04 - Add the diced potatoes, ground cumin, smoked paprika (if using), salt, and pepper. Toss to evenly coat the potatoes in the spice mixture.
05 - Pour in the vegetable broth or water. Cover the skillet with a lid and cook for 20–25 minutes, stirring occasionally, until the potatoes are fork-tender and the liquid is mostly absorbed.
06 - Taste the dish and adjust salt and pepper as needed.
07 - Garnish with freshly chopped cilantro and serve warm as a side dish or main course.

# Expert Advice:

01 -
  • It uses simple pantry staples but delivers a depth of flavor that tastes like it took hours.

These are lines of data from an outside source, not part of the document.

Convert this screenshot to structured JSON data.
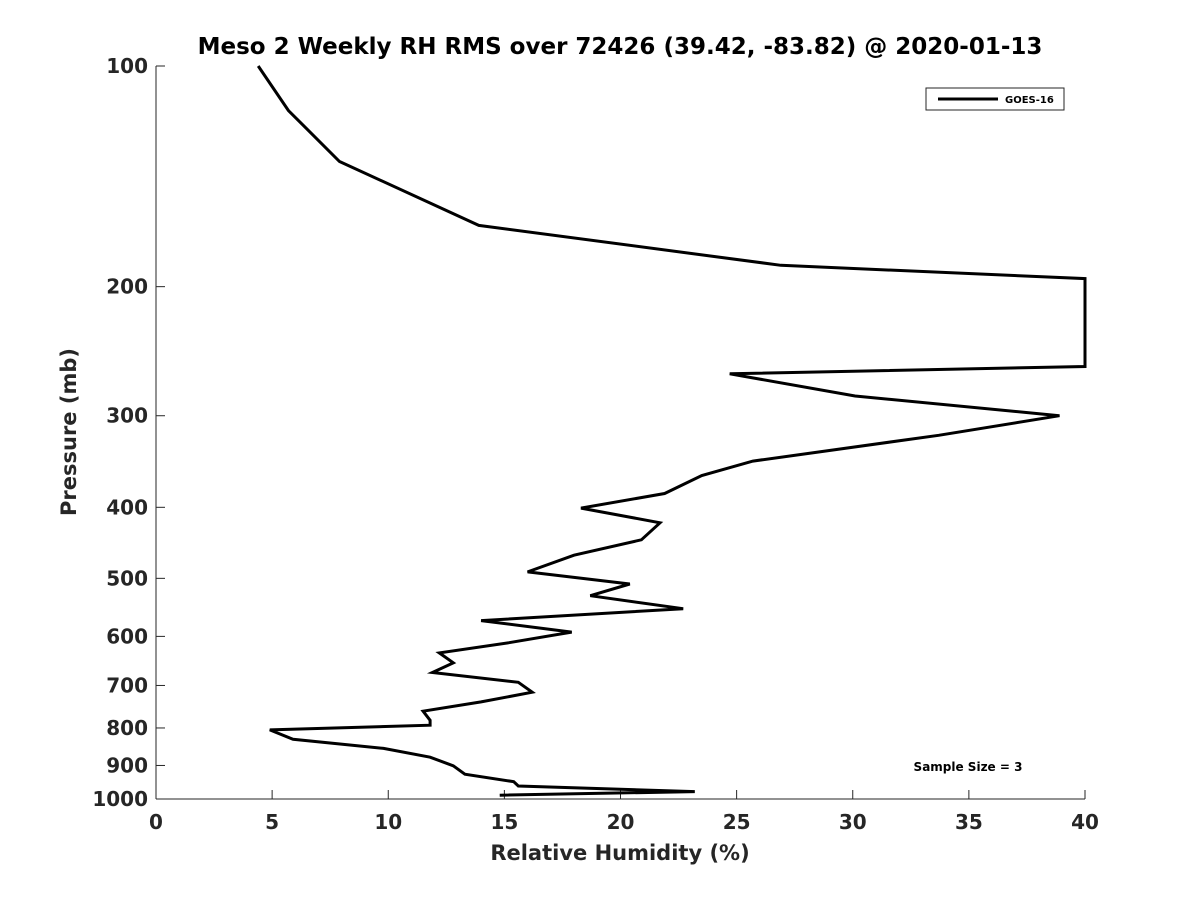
{
  "chart_data": {
    "type": "line",
    "title": "Meso 2 Weekly RH RMS over 72426 (39.42, -83.82) @ 2020-01-13",
    "xlabel": "Relative Humidity (%)",
    "ylabel": "Pressure (mb)",
    "xlim": [
      0,
      40
    ],
    "ylim": [
      100,
      1000
    ],
    "y_scale": "log",
    "y_reversed": true,
    "x_ticks": [
      0,
      5,
      10,
      15,
      20,
      25,
      30,
      35,
      40
    ],
    "y_ticks": [
      100,
      200,
      300,
      400,
      500,
      600,
      700,
      800,
      900,
      1000
    ],
    "grid": false,
    "legend_position": "top-right",
    "annotation": "Sample Size = 3",
    "series": [
      {
        "name": "GOES-16",
        "color": "#000000",
        "points": [
          [
            4.4,
            100
          ],
          [
            5.7,
            115
          ],
          [
            7.9,
            135
          ],
          [
            13.9,
            165
          ],
          [
            26.9,
            187
          ],
          [
            40.0,
            195
          ],
          [
            40.0,
            257
          ],
          [
            24.7,
            263
          ],
          [
            30.1,
            282
          ],
          [
            38.9,
            300
          ],
          [
            33.7,
            319
          ],
          [
            25.7,
            346
          ],
          [
            23.5,
            362
          ],
          [
            21.9,
            383
          ],
          [
            18.3,
            401
          ],
          [
            21.7,
            420
          ],
          [
            20.9,
            443
          ],
          [
            18.0,
            465
          ],
          [
            16.0,
            490
          ],
          [
            20.4,
            509
          ],
          [
            18.7,
            528
          ],
          [
            22.7,
            550
          ],
          [
            14.0,
            571
          ],
          [
            17.9,
            592
          ],
          [
            15.2,
            612
          ],
          [
            12.2,
            632
          ],
          [
            12.8,
            652
          ],
          [
            11.9,
            672
          ],
          [
            15.6,
            693
          ],
          [
            16.2,
            715
          ],
          [
            14.0,
            737
          ],
          [
            11.5,
            759
          ],
          [
            11.8,
            781
          ],
          [
            11.8,
            793
          ],
          [
            4.9,
            805
          ],
          [
            5.9,
            829
          ],
          [
            9.8,
            853
          ],
          [
            11.8,
            877
          ],
          [
            12.8,
            901
          ],
          [
            13.3,
            925
          ],
          [
            15.4,
            947
          ],
          [
            15.6,
            960
          ],
          [
            23.2,
            977
          ],
          [
            14.8,
            988
          ]
        ]
      }
    ]
  }
}
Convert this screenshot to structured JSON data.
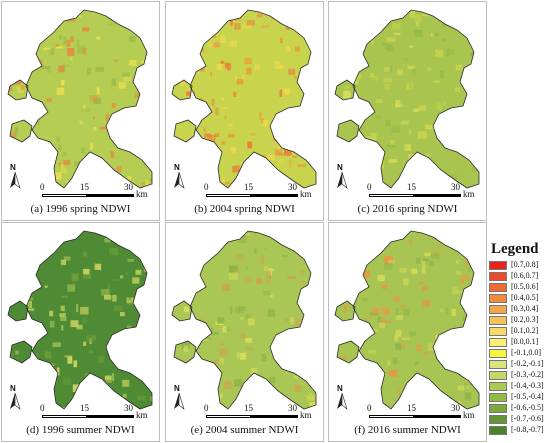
{
  "panels": [
    {
      "caption": "(a) 1996 spring NDWI",
      "base": "#b4cd52",
      "patch": [
        "#e38b3f",
        "#f2e04a",
        "#9bbb4b"
      ]
    },
    {
      "caption": "(b) 2004 spring NDWI",
      "base": "#c8d34e",
      "patch": [
        "#ec7a38",
        "#f0d84a",
        "#e5a03e"
      ]
    },
    {
      "caption": "(c) 2016 spring NDWI",
      "base": "#a9c550",
      "patch": [
        "#c8d54e",
        "#93b848",
        "#d9dc57"
      ]
    },
    {
      "caption": "(d) 1996 summer NDWI",
      "base": "#4f8a35",
      "patch": [
        "#b3cf57",
        "#6e9e3a",
        "#d5d863"
      ]
    },
    {
      "caption": "(e) 2004 summer NDWI",
      "base": "#aac654",
      "patch": [
        "#d8df59",
        "#8db44a",
        "#c9a84c"
      ]
    },
    {
      "caption": "(f) 2016 summer NDWI",
      "base": "#a8c553",
      "patch": [
        "#d6dc55",
        "#8cb449",
        "#e59944"
      ]
    }
  ],
  "north_label": "N",
  "scale": {
    "ticks": [
      "0",
      "15",
      "30"
    ],
    "unit": "km"
  },
  "legend": {
    "title": "Legend",
    "items": [
      {
        "label": "[0.7,0.8]",
        "color": "#e8231f"
      },
      {
        "label": "[0.6,0.7]",
        "color": "#ec4a2a"
      },
      {
        "label": "[0.5,0.6]",
        "color": "#ef6a34"
      },
      {
        "label": "[0.4,0.5]",
        "color": "#f18a3f"
      },
      {
        "label": "[0.3,0.4]",
        "color": "#f3a64c"
      },
      {
        "label": "[0.2,0.3]",
        "color": "#f6c15a"
      },
      {
        "label": "[0.1,0.2]",
        "color": "#f8d96a"
      },
      {
        "label": "[0.0,0.1]",
        "color": "#fbef7a"
      },
      {
        "label": "[-0.1,0.0]",
        "color": "#f5f542"
      },
      {
        "label": "[-0.2,-0.1]",
        "color": "#dde57a"
      },
      {
        "label": "[-0.3,-0.2]",
        "color": "#c5d766"
      },
      {
        "label": "[-0.4,-0.3]",
        "color": "#acc955"
      },
      {
        "label": "[-0.5,-0.4]",
        "color": "#93b947"
      },
      {
        "label": "[-0.6,-0.5]",
        "color": "#7aa83c"
      },
      {
        "label": "[-0.7,-0.6]",
        "color": "#629533"
      },
      {
        "label": "[-0.8,-0.7]",
        "color": "#4a822b"
      }
    ]
  }
}
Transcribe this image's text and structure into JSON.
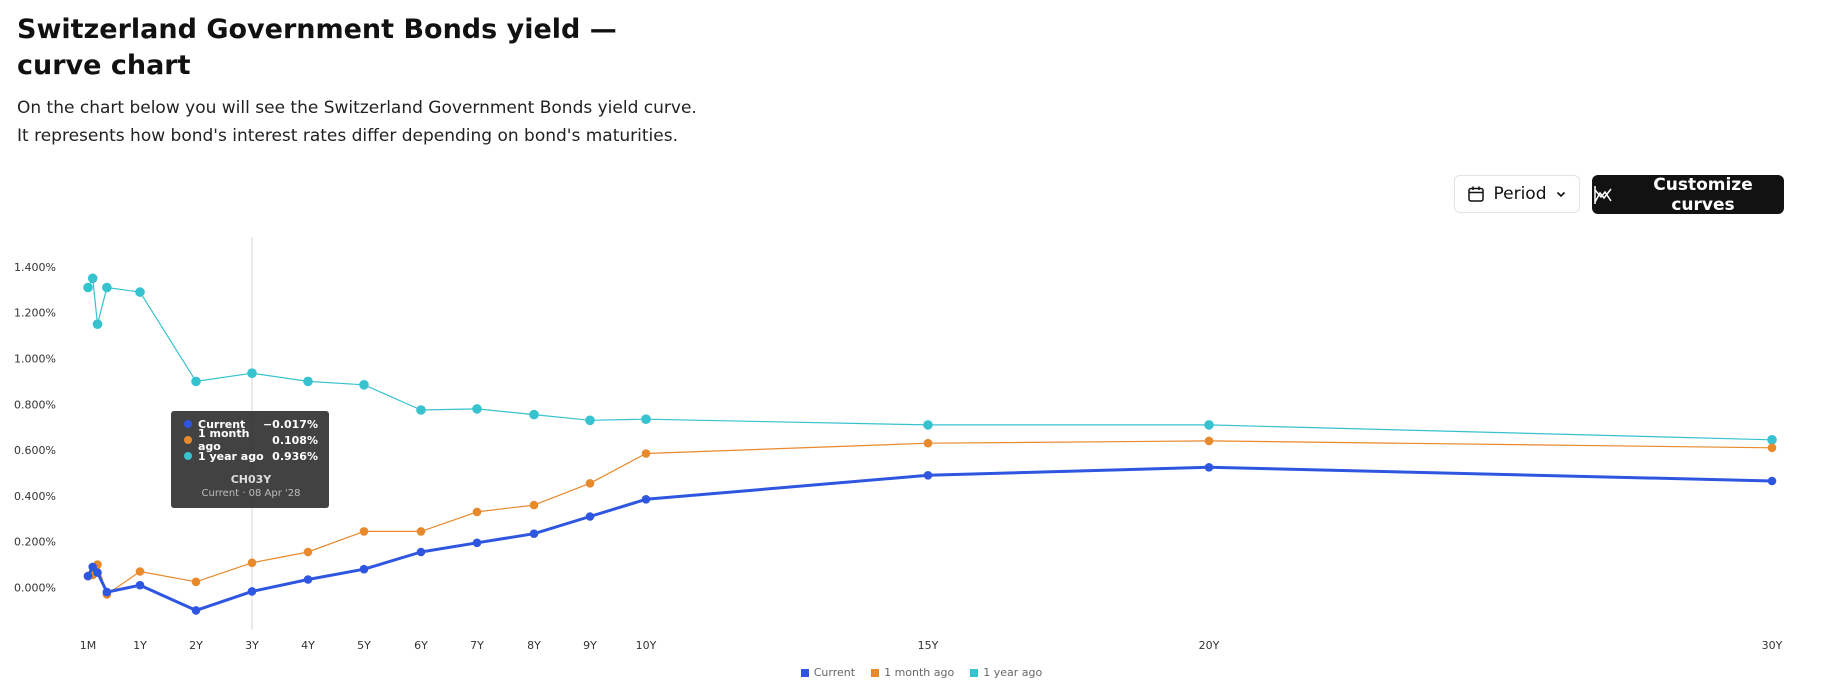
{
  "header": {
    "title": "Switzerland Government Bonds yield — curve chart",
    "description": "On the chart below you will see the Switzerland Government Bonds yield curve. It represents how bond's interest rates differ depending on bond's maturities."
  },
  "toolbar": {
    "period_label": "Period",
    "period_icon": "calendar-icon",
    "customize_label": "Customize curves",
    "customize_icon": "curves-icon"
  },
  "tooltip": {
    "rows": [
      {
        "name": "Current",
        "value": "−0.017%",
        "color": "#2f56e0"
      },
      {
        "name": "1 month ago",
        "value": "0.108%",
        "color": "#e8892c"
      },
      {
        "name": "1 year ago",
        "value": "0.936%",
        "color": "#36c2cf"
      }
    ],
    "symbol": "CH03Y",
    "subtitle": "Current · 08 Apr '28"
  },
  "chart_data": {
    "type": "line",
    "x_unit": "maturity in months",
    "ylim": [
      -0.2,
      1.5
    ],
    "xlim": [
      1,
      360
    ],
    "y_ticks": [
      0.0,
      0.2,
      0.4,
      0.6,
      0.8,
      1.0,
      1.2,
      1.4
    ],
    "y_tick_labels": [
      "0.000%",
      "0.200%",
      "0.400%",
      "0.600%",
      "0.800%",
      "1.000%",
      "1.200%",
      "1.400%"
    ],
    "x_ticks": [
      1,
      12,
      24,
      36,
      48,
      60,
      72,
      84,
      96,
      108,
      120,
      180,
      240,
      360
    ],
    "x_tick_labels": [
      "1M",
      "1Y",
      "2Y",
      "3Y",
      "4Y",
      "5Y",
      "6Y",
      "7Y",
      "8Y",
      "9Y",
      "10Y",
      "15Y",
      "20Y",
      "30Y"
    ],
    "hover_x": 36,
    "grid": false,
    "legend_position": "bottom-center",
    "series": [
      {
        "name": "Current",
        "color": "#2f56e0",
        "x": [
          1,
          2,
          3,
          5,
          12,
          24,
          36,
          48,
          60,
          72,
          84,
          96,
          108,
          120,
          180,
          240,
          360
        ],
        "y": [
          0.05,
          0.09,
          0.065,
          -0.02,
          0.01,
          -0.1,
          -0.017,
          0.035,
          0.08,
          0.155,
          0.195,
          0.235,
          0.31,
          0.385,
          0.49,
          0.525,
          0.465
        ]
      },
      {
        "name": "1 month ago",
        "color": "#e8892c",
        "x": [
          1,
          2,
          3,
          5,
          12,
          24,
          36,
          48,
          60,
          72,
          84,
          96,
          108,
          120,
          180,
          240,
          360
        ],
        "y": [
          0.05,
          0.055,
          0.1,
          -0.03,
          0.07,
          0.025,
          0.108,
          0.155,
          0.245,
          0.245,
          0.33,
          0.36,
          0.455,
          0.585,
          0.63,
          0.64,
          0.61
        ]
      },
      {
        "name": "1 year ago",
        "color": "#36c2cf",
        "x": [
          1,
          2,
          3,
          5,
          12,
          24,
          36,
          48,
          60,
          72,
          84,
          96,
          108,
          120,
          180,
          240,
          360
        ],
        "y": [
          1.31,
          1.35,
          1.15,
          1.31,
          1.29,
          0.9,
          0.936,
          0.9,
          0.885,
          0.775,
          0.78,
          0.755,
          0.73,
          0.735,
          0.71,
          0.71,
          0.645
        ]
      }
    ]
  }
}
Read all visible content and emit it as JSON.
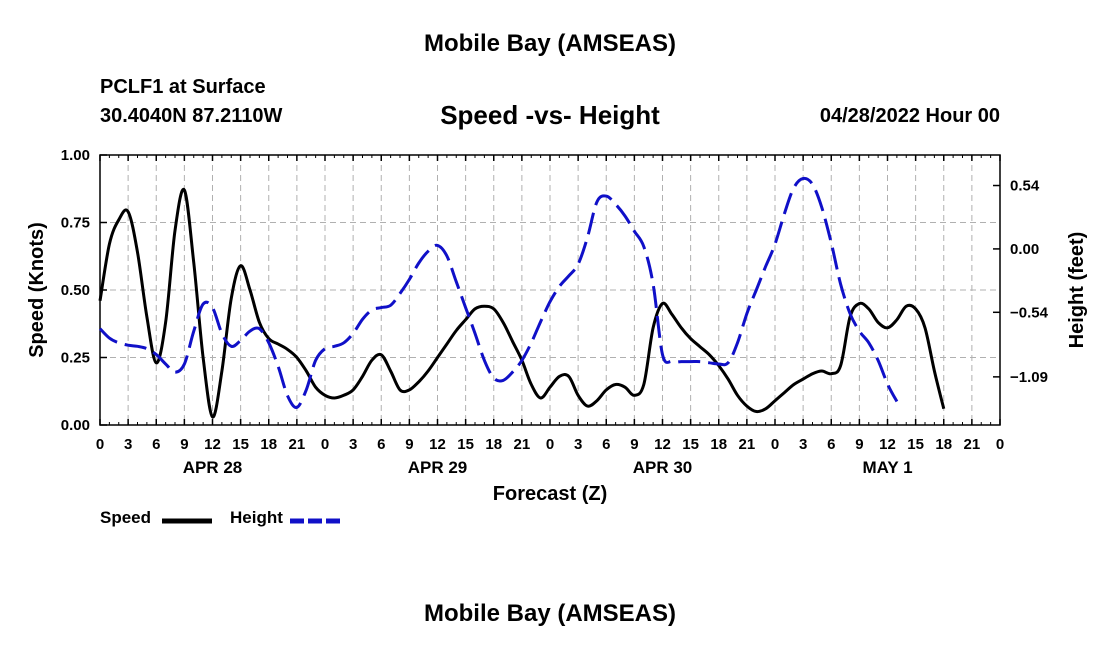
{
  "header": {
    "title": "Mobile Bay (AMSEAS)",
    "station": "PCLF1 at Surface",
    "coordinates": "30.4040N  87.2110W",
    "chart_title": "Speed -vs- Height",
    "datetime": "04/28/2022 Hour 00"
  },
  "footer": {
    "title": "Mobile Bay (AMSEAS)"
  },
  "colors": {
    "speed": "#000000",
    "height": "#1010c8",
    "grid": "#b0b0b0"
  },
  "chart_data": {
    "type": "line",
    "xlabel": "Forecast (Z)",
    "ylabel_left": "Speed (Knots)",
    "ylabel_right": "Height (feet)",
    "xlim": [
      0,
      96
    ],
    "ylim_left": [
      0,
      1.0
    ],
    "ylim_right": [
      -1.5,
      0.8
    ],
    "x_tick_labels": [
      "0",
      "3",
      "6",
      "9",
      "12",
      "15",
      "18",
      "21",
      "0",
      "3",
      "6",
      "9",
      "12",
      "15",
      "18",
      "21",
      "0",
      "3",
      "6",
      "9",
      "12",
      "15",
      "18",
      "21",
      "0",
      "3",
      "6",
      "9",
      "12",
      "15",
      "18",
      "21",
      "0"
    ],
    "left_tick_labels": [
      "1.00",
      "0.75",
      "0.50",
      "0.25",
      "0.00"
    ],
    "left_tick_values": [
      1.0,
      0.75,
      0.5,
      0.25,
      0.0
    ],
    "right_tick_labels": [
      "0.54",
      "0.00",
      "−0.54",
      "−1.09"
    ],
    "right_tick_values": [
      0.54,
      0.0,
      -0.54,
      -1.09
    ],
    "day_labels": [
      {
        "label": "APR 28",
        "x": 12
      },
      {
        "label": "APR 29",
        "x": 36
      },
      {
        "label": "APR 30",
        "x": 60
      },
      {
        "label": "MAY 1",
        "x": 84
      }
    ],
    "grid": true,
    "legend_position": "bottom-left",
    "series": [
      {
        "name": "Speed",
        "axis": "left",
        "style": "solid",
        "points": [
          [
            0,
            0.46
          ],
          [
            1,
            0.67
          ],
          [
            2,
            0.76
          ],
          [
            3,
            0.79
          ],
          [
            4,
            0.64
          ],
          [
            5,
            0.4
          ],
          [
            6,
            0.23
          ],
          [
            7,
            0.38
          ],
          [
            8,
            0.72
          ],
          [
            9,
            0.87
          ],
          [
            10,
            0.6
          ],
          [
            11,
            0.25
          ],
          [
            12,
            0.03
          ],
          [
            13,
            0.2
          ],
          [
            14,
            0.47
          ],
          [
            15,
            0.59
          ],
          [
            16,
            0.5
          ],
          [
            17,
            0.38
          ],
          [
            18,
            0.32
          ],
          [
            19,
            0.3
          ],
          [
            20,
            0.28
          ],
          [
            21,
            0.25
          ],
          [
            22,
            0.2
          ],
          [
            23,
            0.14
          ],
          [
            24,
            0.11
          ],
          [
            25,
            0.1
          ],
          [
            26,
            0.11
          ],
          [
            27,
            0.13
          ],
          [
            28,
            0.18
          ],
          [
            29,
            0.24
          ],
          [
            30,
            0.26
          ],
          [
            31,
            0.2
          ],
          [
            32,
            0.13
          ],
          [
            33,
            0.13
          ],
          [
            34,
            0.16
          ],
          [
            35,
            0.2
          ],
          [
            36,
            0.25
          ],
          [
            37,
            0.3
          ],
          [
            38,
            0.35
          ],
          [
            39,
            0.39
          ],
          [
            40,
            0.43
          ],
          [
            41,
            0.44
          ],
          [
            42,
            0.43
          ],
          [
            43,
            0.38
          ],
          [
            44,
            0.31
          ],
          [
            45,
            0.24
          ],
          [
            46,
            0.15
          ],
          [
            47,
            0.1
          ],
          [
            48,
            0.14
          ],
          [
            49,
            0.18
          ],
          [
            50,
            0.18
          ],
          [
            51,
            0.11
          ],
          [
            52,
            0.07
          ],
          [
            53,
            0.09
          ],
          [
            54,
            0.13
          ],
          [
            55,
            0.15
          ],
          [
            56,
            0.14
          ],
          [
            57,
            0.11
          ],
          [
            58,
            0.15
          ],
          [
            59,
            0.36
          ],
          [
            60,
            0.45
          ],
          [
            61,
            0.41
          ],
          [
            62,
            0.36
          ],
          [
            63,
            0.32
          ],
          [
            64,
            0.29
          ],
          [
            65,
            0.26
          ],
          [
            66,
            0.22
          ],
          [
            67,
            0.17
          ],
          [
            68,
            0.11
          ],
          [
            69,
            0.07
          ],
          [
            70,
            0.05
          ],
          [
            71,
            0.06
          ],
          [
            72,
            0.09
          ],
          [
            73,
            0.12
          ],
          [
            74,
            0.15
          ],
          [
            75,
            0.17
          ],
          [
            76,
            0.19
          ],
          [
            77,
            0.2
          ],
          [
            78,
            0.19
          ],
          [
            79,
            0.22
          ],
          [
            80,
            0.4
          ],
          [
            81,
            0.45
          ],
          [
            82,
            0.43
          ],
          [
            83,
            0.38
          ],
          [
            84,
            0.36
          ],
          [
            85,
            0.39
          ],
          [
            86,
            0.44
          ],
          [
            87,
            0.43
          ],
          [
            88,
            0.36
          ],
          [
            89,
            0.2
          ],
          [
            90,
            0.06
          ]
        ]
      },
      {
        "name": "Height",
        "axis": "right",
        "style": "dashed",
        "points": [
          [
            0,
            -0.68
          ],
          [
            1,
            -0.76
          ],
          [
            2,
            -0.8
          ],
          [
            3,
            -0.82
          ],
          [
            4,
            -0.83
          ],
          [
            5,
            -0.85
          ],
          [
            6,
            -0.9
          ],
          [
            7,
            -0.98
          ],
          [
            8,
            -1.05
          ],
          [
            9,
            -0.98
          ],
          [
            10,
            -0.7
          ],
          [
            11,
            -0.47
          ],
          [
            12,
            -0.5
          ],
          [
            13,
            -0.72
          ],
          [
            14,
            -0.83
          ],
          [
            15,
            -0.78
          ],
          [
            16,
            -0.7
          ],
          [
            17,
            -0.68
          ],
          [
            18,
            -0.8
          ],
          [
            19,
            -1.0
          ],
          [
            20,
            -1.25
          ],
          [
            21,
            -1.35
          ],
          [
            22,
            -1.2
          ],
          [
            23,
            -0.95
          ],
          [
            24,
            -0.85
          ],
          [
            25,
            -0.83
          ],
          [
            26,
            -0.8
          ],
          [
            27,
            -0.72
          ],
          [
            28,
            -0.6
          ],
          [
            29,
            -0.52
          ],
          [
            30,
            -0.5
          ],
          [
            31,
            -0.48
          ],
          [
            32,
            -0.38
          ],
          [
            33,
            -0.26
          ],
          [
            34,
            -0.12
          ],
          [
            35,
            -0.02
          ],
          [
            36,
            0.03
          ],
          [
            37,
            -0.06
          ],
          [
            38,
            -0.28
          ],
          [
            39,
            -0.5
          ],
          [
            40,
            -0.72
          ],
          [
            41,
            -0.95
          ],
          [
            42,
            -1.1
          ],
          [
            43,
            -1.12
          ],
          [
            44,
            -1.05
          ],
          [
            45,
            -0.95
          ],
          [
            46,
            -0.8
          ],
          [
            47,
            -0.62
          ],
          [
            48,
            -0.45
          ],
          [
            49,
            -0.32
          ],
          [
            50,
            -0.23
          ],
          [
            51,
            -0.13
          ],
          [
            52,
            0.1
          ],
          [
            53,
            0.4
          ],
          [
            54,
            0.45
          ],
          [
            55,
            0.38
          ],
          [
            56,
            0.28
          ],
          [
            57,
            0.15
          ],
          [
            58,
            0.02
          ],
          [
            59,
            -0.3
          ],
          [
            60,
            -0.9
          ],
          [
            61,
            -0.96
          ],
          [
            62,
            -0.96
          ],
          [
            63,
            -0.96
          ],
          [
            64,
            -0.96
          ],
          [
            65,
            -0.97
          ],
          [
            66,
            -0.98
          ],
          [
            67,
            -0.97
          ],
          [
            68,
            -0.8
          ],
          [
            69,
            -0.55
          ],
          [
            70,
            -0.35
          ],
          [
            71,
            -0.15
          ],
          [
            72,
            0.04
          ],
          [
            73,
            0.3
          ],
          [
            74,
            0.52
          ],
          [
            75,
            0.6
          ],
          [
            76,
            0.55
          ],
          [
            77,
            0.35
          ],
          [
            78,
            0.05
          ],
          [
            79,
            -0.3
          ],
          [
            80,
            -0.55
          ],
          [
            81,
            -0.7
          ],
          [
            82,
            -0.8
          ],
          [
            83,
            -0.95
          ],
          [
            84,
            -1.15
          ],
          [
            85,
            -1.3
          ]
        ]
      }
    ]
  }
}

  • The potatoes soak up every bit of the chile sauce, creating crispy edges and creamy centers in every bite.
  • It is naturally vegetarian and gluten free, so you can serve it to almost anyone without a second thought.
02 -
  • Do not rush the covered cooking step, because the steam is what transforms hard potatoes into creamy tender pieces without burning the bottom.
  • If your potatoes start sticking before they are done, add another splash of broth or water rather than turning up the heat.
03 -
  • Dry the diced potatoes thoroughly with a clean towel before adding them to the pan because excess moisture is the enemy of a good crust.
  • The dish tastes even better the next day, so make extra and reheat it in a skillet over medium heat to revive the crispy edges.